The UK’s entry for this year’s Eurovision Song Contest has said he plans to ignore the critics and focus on people’s positive comments about his track.
James Newman, brother of pop star John Newman, is hoping to improve the country’s prospects at the annual event after Michael Rice placed last in 2019 with Bigger Than Us.
Newman, whose track My Last Breath was released on Thursday, has previously worked with Rudimental, Ed Sheeran and Calvin Harris.
Speaking during a launch event in London, he said: “You just have to ignore it. There are 200 million people. Not everyone is going to like the song. But all I have seen is so much positivity so I am focusing on that.”
Before performing the track, he told the audience: “I have got a number seven song on iTunes right now and the video is trending worldwide. For a new artist, look at the platform.
“Europe is such a massive place. The reach, you know. You are singing to 200 million people on the telly, which is pretty good. You can’t turn that down.”
He joked that despite the UK’s recent lack of success, he was going to win.
“I’m going to get the keys to London and a bus – the hero is coming home,” he quipped.
Newman’s songwriting hits include Waiting All Night, performed by Rudimental and Ella Eyre.
He also wrote Lay It All On Me, performed by Rudimental featuring Ed Sheeran, and Blame, performed by Calvin Harris featuring his brother John.
Newman penned My Last Breath during a songwriting retreat in Scotland.
The track was inspired by Wim Hof, aka The Iceman, a Dutch extreme athlete known for his ability to withstand freezing temperatures, who also features in the music video.

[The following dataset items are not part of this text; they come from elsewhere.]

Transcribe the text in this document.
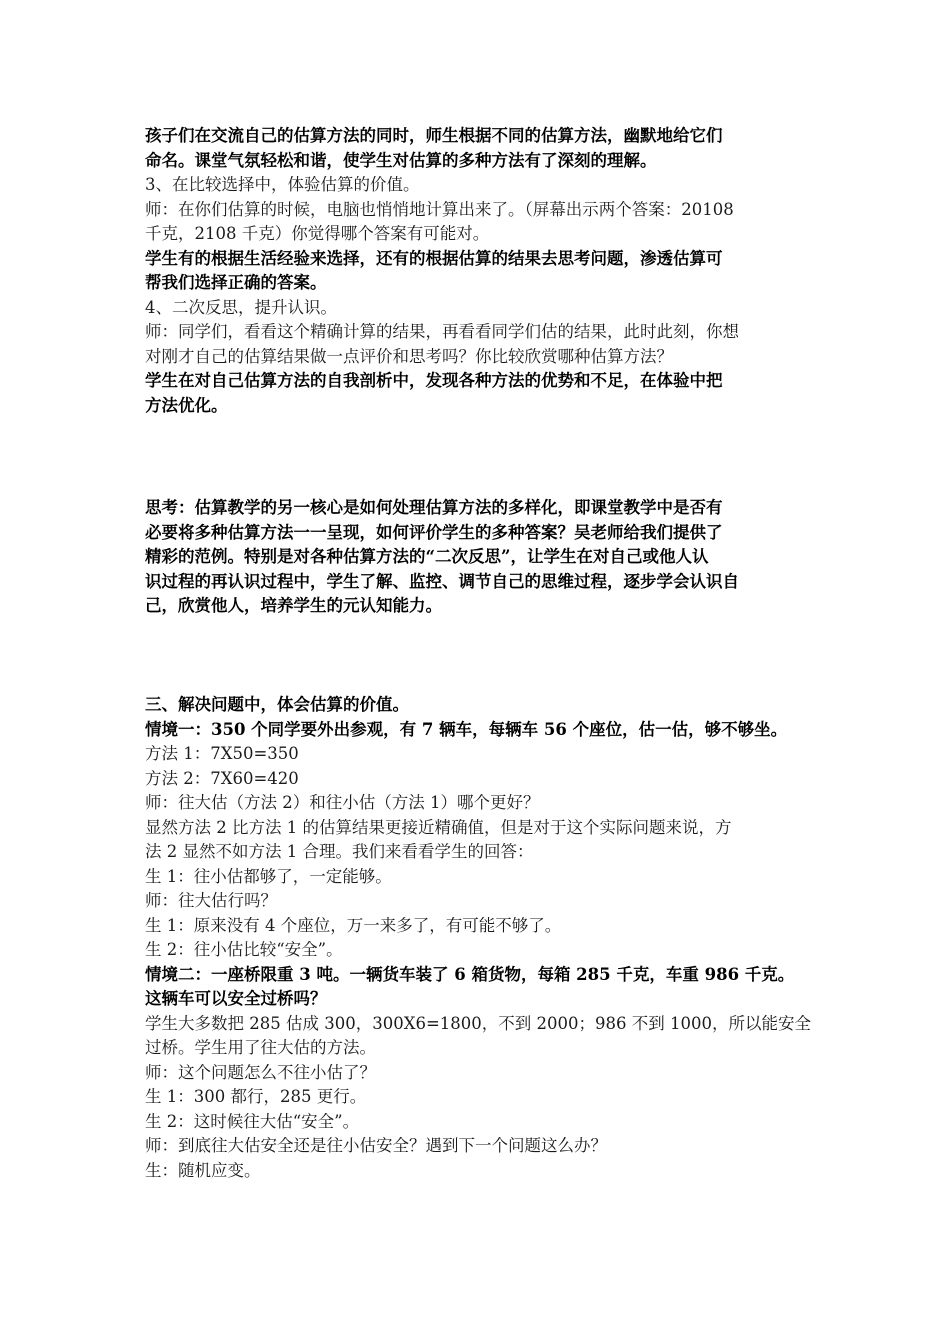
孩子们在交流自己的估算方法的同时，师生根据不同的估算方法，幽默地给它们
命名。课堂气氛轻松和谐，使学生对估算的多种方法有了深刻的理解。
3、在比较选择中，体验估算的价值。
师：在你们估算的时候，电脑也悄悄地计算出来了。（屏幕出示两个答案：20108
千克，2108 千克）你觉得哪个答案有可能对。
学生有的根据生活经验来选择，还有的根据估算的结果去思考问题，渗透估算可
帮我们选择正确的答案。
4、二次反思，提升认识。
师：同学们，看看这个精确计算的结果，再看看同学们估的结果，此时此刻，你想
对刚才自己的估算结果做一点评价和思考吗？你比较欣赏哪种估算方法？
学生在对自己估算方法的自我剖析中，发现各种方法的优势和不足，在体验中把
方法优化。
思考：估算教学的另一核心是如何处理估算方法的多样化，即课堂教学中是否有
必要将多种估算方法一一呈现，如何评价学生的多种答案？吴老师给我们提供了
精彩的范例。特别是对各种估算方法的“二次反思”，让学生在对自己或他人认
识过程的再认识过程中，学生了解、监控、调节自己的思维过程，逐步学会认识自
己，欣赏他人，培养学生的元认知能力。
三、解决问题中，体会估算的价值。
情境一：350 个同学要外出参观，有 7 辆车，每辆车 56 个座位，估一估，够不够坐。
方法 1：7X50=350
方法 2：7X60=420
师：往大估（方法 2）和往小估（方法 1）哪个更好？
显然方法 2 比方法 1 的估算结果更接近精确值，但是对于这个实际问题来说，方
法 2 显然不如方法 1 合理。我们来看看学生的回答：
生 1：往小估都够了，一定能够。
师：往大估行吗？
生 1：原来没有 4 个座位，万一来多了，有可能不够了。
生 2：往小估比较“安全”。
情境二：一座桥限重 3 吨。一辆货车装了 6 箱货物，每箱 285 千克，车重 986 千克。
这辆车可以安全过桥吗？
学生大多数把 285 估成 300，300X6=1800，不到 2000；986 不到 1000，所以能安全
过桥。学生用了往大估的方法。
师：这个问题怎么不往小估了？
生 1：300 都行，285 更行。
生 2：这时候往大估“安全”。
师：到底往大估安全还是往小估安全？遇到下一个问题这么办？
生：随机应变。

“He’s a really important part of my life,” he said.
“I went to one of his training camps last year, which is where you go to a mountain in Poland – where we shot the actual video, we went back and did it.
“You stay in his house which is on the side of a hill. You get up every morning and you do all this crazy breathing stuff.

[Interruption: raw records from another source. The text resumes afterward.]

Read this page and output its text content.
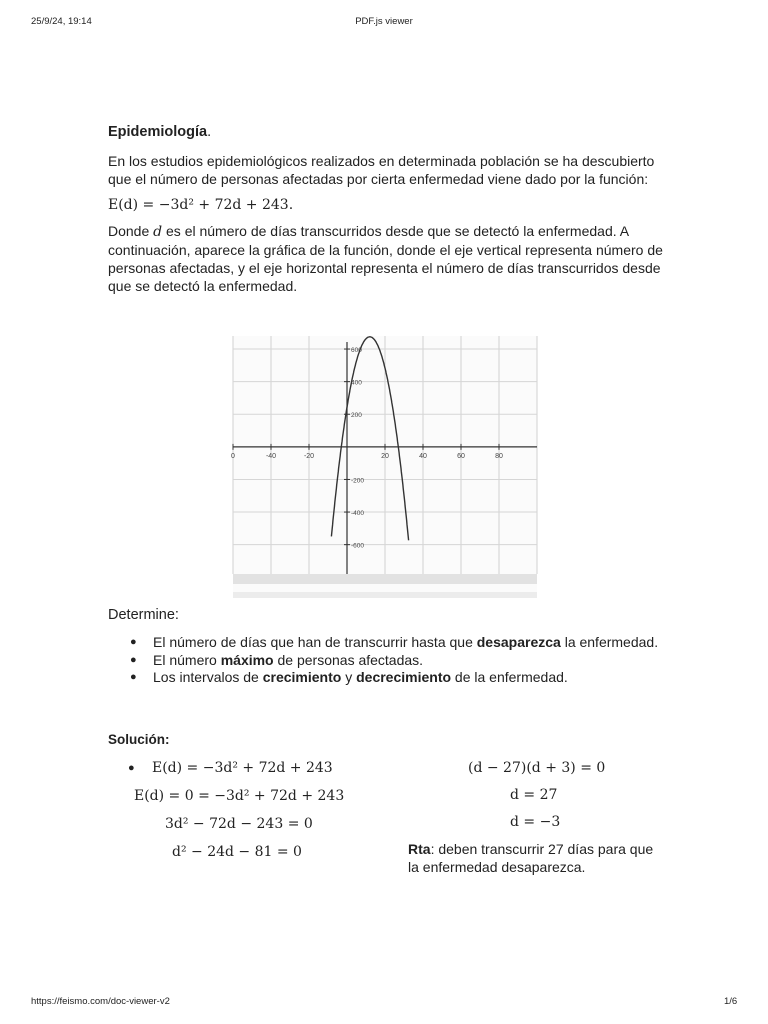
25/9/24, 19:14	PDF.js viewer

Epidemiología.

En los estudios epidemiológicos realizados en determinada población se ha descubierto que el número de personas afectadas por cierta enfermedad viene dado por la función:

E(d) = −3d² + 72d + 243.

Donde d es el número de días transcurridos desde que se detectó la enfermedad. A continuación, aparece la gráfica de la función, donde el eje vertical representa número de personas afectadas, y el eje horizontal representa el número de días transcurridos desde que se detectó la enfermedad.

0	-40	-20	20	40	60	80
-600
-400
-200
200
400
600
Determine:
● El número de días que han de transcurrir hasta que desaparezca la enfermedad.
● El número máximo de personas afectadas.
● Los intervalos de crecimiento y decrecimiento de la enfermedad.
Solución:
● E(d) = −3d² + 72d + 243
E(d) = 0 = −3d² + 72d + 243
3d² − 72d − 243 = 0
d² − 24d − 81 = 0
(d − 27)(d + 3) = 0
d = 27
d = −3
Rta: deben transcurrir 27 días para que la enfermedad desaparezca.
https://feismo.com/doc-viewer-v2	1/6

“You get trauma out of your body and you jump in the cold water. You do all this training. It really helped me.
“At the end we hiked up a mountain in our shorts, a snowy mountain, and I cried at the top because it was life changing.”
He praised his brother, best known for the track Love Me Again, for being “so supportive” but quipped: “I think he’s worried because he knows I am a better singer.”
This year, BBC bosses scrapped the public vote and teamed up with the record label BMG to choose the singer and the song instead.
The label’s UK president, Alistair Norbury, opened the evening by rubbishing the idea that My Last Breath was a song about Britain or politics.
He said: “This song is not jingoistic. This song is not about Britain.
“This song is not about anything other than a great love song, fantastically well written by James, with Ed Drewett, Adam Argyle and Iain James.”
He added: “We have two aims. The first aim was to work with our partners, the BBC, and deliver something we can all be proud of as a UK music and entertainment industry. That job has been done.
“The second aim is very simple. We said at the very beginning, in the first meeting, we are going to move from the right hand side of the scoreboard to the left hand side of the scoreboard.
“That’s it. That’s the aim this year. Everything else will be a bonus.”
The 65th Eurovision Song Contest will be held in Rotterdam, The Netherlands, in May.